If using the Use accuracy-optimized metablueprint option, be sure to set Upper Bound Running Time to a value approximating 30 hours.
These excepted models are maintained in a model blacklist, indicated with an icon on the Leaderboard:
You can view the contents of the list (that is, the models excluded from subsequent sample size builds) by expanding the Time Blacklisted Models link in the Worker Queue.
You cannot compare "present day value" when each row of your data has a different history length. Use the Exposure parameter when calculating risk by comparing observations that are not of equal duration. Exposure is a special weighting used to balance risk over time. For example, let's say you have determined that a policy files, on average, two claims per year. When comparing two policies—a half-year policy and a full-year policy—statistically speaking, the half-year policy will file one claim while the full-year policy will file two claims (on average). Exposure allows DataRobot to adjust predictions for the time difference.
Applying the Offset parameter is helpful when working with projects that rely on data that has a fixed component and a variable component. Offsets lets you limit a model to predicting on only the variable component. This is especially important when the fixed component varies. When you set the Offset parameter, DataRobot marks the feature as such and makes predictions without considering the fixed value.
Residual modeling is a commonly used method when important risk factors (for example, underwriting cycle, year, age, loss maturity, etc.) contribute strongly to the outcome, and mask all other effects, potentially leading to a highly biased result. Setting Offsets deals with the data bias issue. Using a feature set as an offset is the equivalent of running the model against the residuals of the selected feature set. By modeling on residuals, you can tell the model to focus on telling you new information, rather than what you already know. With offsets, DataRobot focuses on the "other" factors when model building, while still incorporating the main risk factors in the final predictions.
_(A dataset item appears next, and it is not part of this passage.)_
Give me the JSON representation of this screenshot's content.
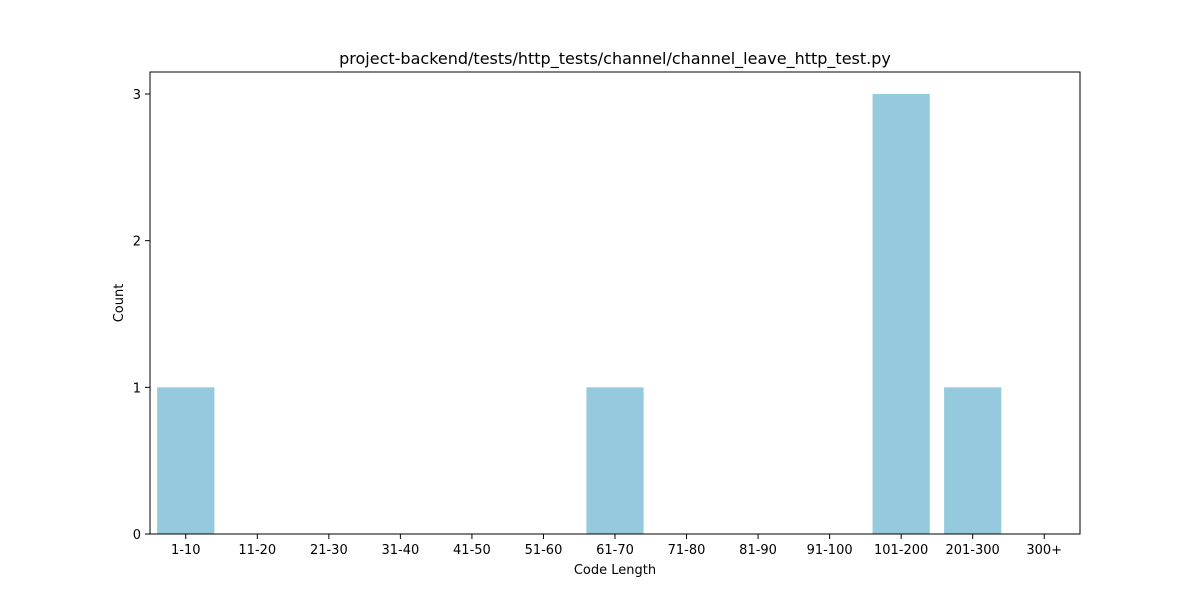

The constraint issue in insurance can arise due to market competition or regulation. Some examples are: discounts on multicar or home-auto package policies being limited to a 20% maximum, suppressing rates for youthful drivers, or suppressing rates for certain disadvantaged territories. In these types of cases, some of the variables can be set to a specific value and added to the model predictions as offsets.
Count of Events explained¶
Count of Events improves modeling of a zero-inflated target by adding information on the frequency of non-zero events. Frequency x Severity models handle it as a special column. The frequency stage uses the column to model the frequency of non-zero events. The severity stage normalizes the severity of non-zero events in the column and uses that value as the weight. This is specially required to improve interpretability of frequency and severity coefficients.